Recent government and public outrage over what are branded ‘immorally’ low payments of corporation tax by multinationals is having a considerable effect on how groups structure and price their internal business relationships. The ‘Action Plan on Base Erosion and Profit Shifting’ report (‘BEPS’), published by the OECD in July 2013, now comes with unequivocal G20 endorsement, and a 15 point shopping list which promises to address concerns over the transparency of global tax arrangements, with recommendations for a coordinated multilateral approach to international taxation standards arriving by the end of 2015. The position is exacerbated with increasing adoption of tax ‘blacklists’ by various jurisdictions, most recently France, where transactions with ‘non-cooperative’ jurisdictions are subject to potentially onerous controls in transfer pricing and withholding tax, combined with severe penalties for non-compliance. Of particular note here is that these ‘tax-haven’ lists often include Bermuda, Jersey and the British Virgin Islands, traditional long-term homes for the insurance industry.

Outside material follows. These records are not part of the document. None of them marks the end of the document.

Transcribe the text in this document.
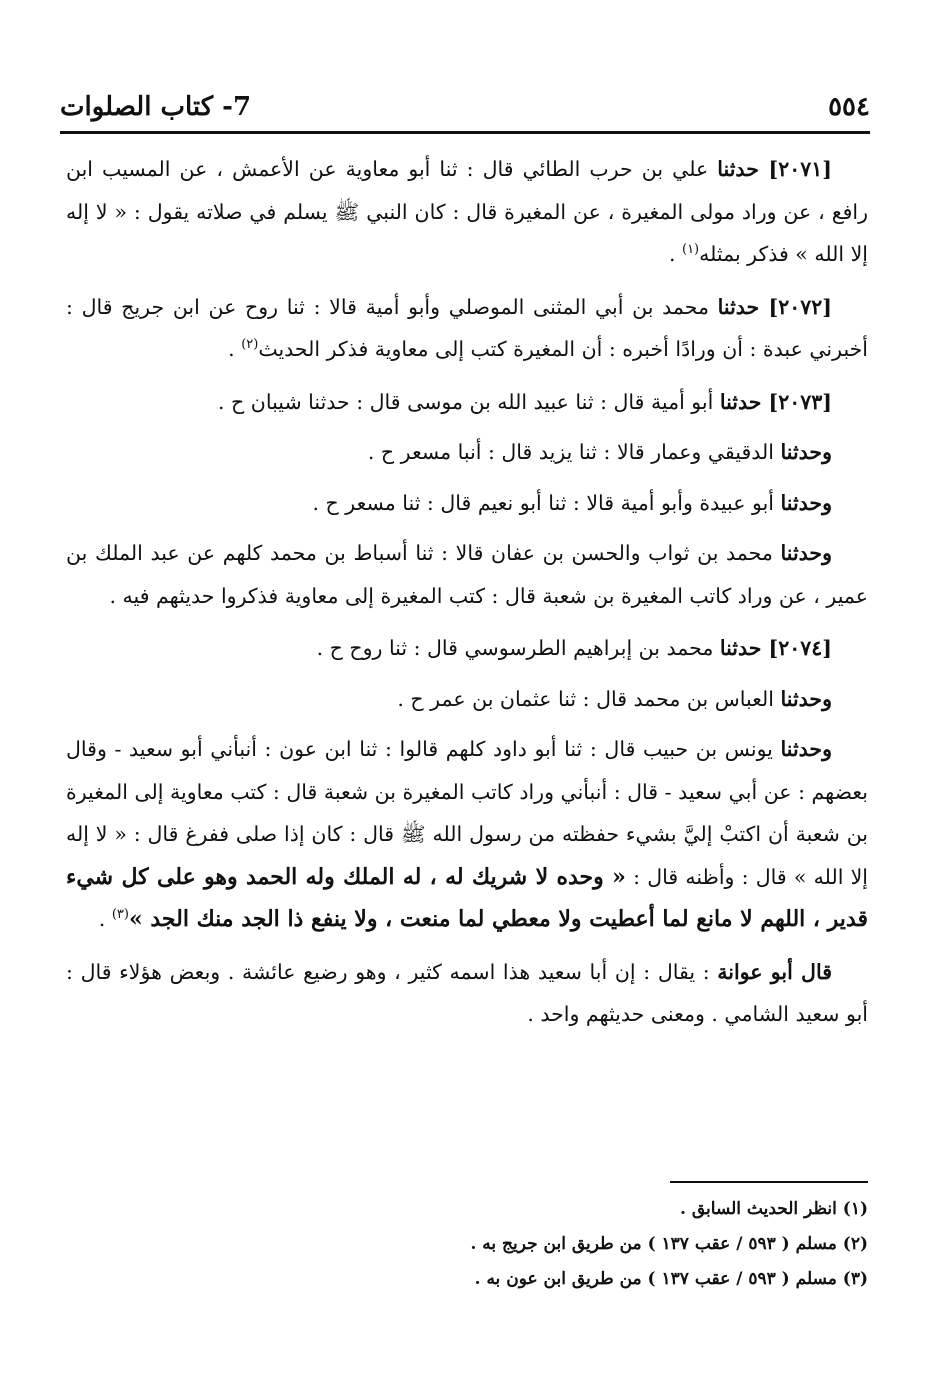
٥٥٤
7- كتاب الصلوات

[٢٠٧١] حدثنا علي بن حرب الطائي قال : ثنا أبو معاوية عن الأعمش ، عن المسيب ابن رافع ، عن وراد مولى المغيرة ، عن المغيرة قال : كان النبي ﷺ يسلم في صلاته يقول : « لا إله إلا الله » فذكر بمثله$^{(١)}$ .

[٢٠٧٢] حدثنا محمد بن أبي المثنى الموصلي وأبو أمية قالا : ثنا روح عن ابن جريج قال : أخبرني عبدة : أن ورادًا أخبره : أن المغيرة كتب إلى معاوية فذكر الحديث$^{(٢)}$ .

[٢٠٧٣] حدثنا أبو أمية قال : ثنا عبيد الله بن موسى قال : حدثنا شيبان ح .

وحدثنا الدقيقي وعمار قالا : ثنا يزيد قال : أنبا مسعر ح .

وحدثنا أبو عبيدة وأبو أمية قالا : ثنا أبو نعيم قال : ثنا مسعر ح .

وحدثنا محمد بن ثواب والحسن بن عفان قالا : ثنا أسباط بن محمد كلهم عن عبد الملك بن عمير ، عن وراد كاتب المغيرة بن شعبة قال : كتب المغيرة إلى معاوية فذكروا حديثهم فيه .

[٢٠٧٤] حدثنا محمد بن إبراهيم الطرسوسي قال : ثنا روح ح .

وحدثنا العباس بن محمد قال : ثنا عثمان بن عمر ح .

وحدثنا يونس بن حبيب قال : ثنا أبو داود كلهم قالوا : ثنا ابن عون : أنبأني أبو سعيد - وقال بعضهم : عن أبي سعيد - قال : أنبأني وراد كاتب المغيرة بن شعبة قال : كتب معاوية إلى المغيرة بن شعبة أن اكتبْ إليَّ بشيء حفظته من رسول الله ﷺ قال : كان إذا صلى ففرغ قال : « لا إله إلا الله » قال : وأظنه قال : « وحده لا شريك له ، له الملك وله الحمد وهو على كل شيء قدير ، اللهم لا مانع لما أعطيت ولا معطي لما منعت ، ولا ينفع ذا الجد منك الجد »$^{(٣)}$ .

قال أبو عوانة : يقال : إن أبا سعيد هذا اسمه كثير ، وهو رضيع عائشة . وبعض هؤلاء قال : أبو سعيد الشامي . ومعنى حديثهم واحد .

(١) انظر الحديث السابق .
(٢) مسلم ( ٥٩٣ / عقب ١٣٧ ) من طريق ابن جريج به .
(٣) مسلم ( ٥٩٣ / عقب ١٣٧ ) من طريق ابن عون به .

So what of captive insurers? There was concern in industry circles when the first iteration of the BEPS analysis, issued in early 2013, specifically held up captive insurance activity as a ‘key pressure area’ in relation to tax avoidance, lumping internal reinsurance contracts with aggressive tax-driven hybrid financial and debt instruments. However the concept of ‘artificiality’ is the crux here: location of business activity is key to profit allocation, and the primary issue addressed in the BEPs analysis is preventing the shift of profits to legal entities in locations where in reality there is little or no material business activity. Given both the tangible substance of insurance captives and the proactive commercial role that they play both for related parties and in the wider market as a whole, to consider that captive reinsurance transactions involving, say, Bermuda represent prima facie tax avoidance structures is simply not realistic.

What is clear from the ongoing BEPS work is that related party financial transactions will inevitably come under the microscope, and the quantum of business carried out by captives is making them an obvious target for transfer pricing audits. It is also apparent that the technical approach needed to price internal reinsurance treaties is far from simple, and this is all the more important given the generally widespread application of standardised internal treaties used across multiple jurisdictions. Simply lifting terms, conditions and pricing from external 3rd party reinsurance contracts and applying these verbatim for internal purposes will no longer suffice: in practice the variations in relative financial standings of the counterparties to a reinsurance transaction mean that traditional transfer pricing methods such as testing quota shares and commissions against an apparently identical 3rd party comparable uncontrolled price are often inappropriate. Now more than ever insurers need to review and if necessary change the terms and conditions of internal treaties to meet current transfer pricing standards before the almost inevitable knock of the tax inspector.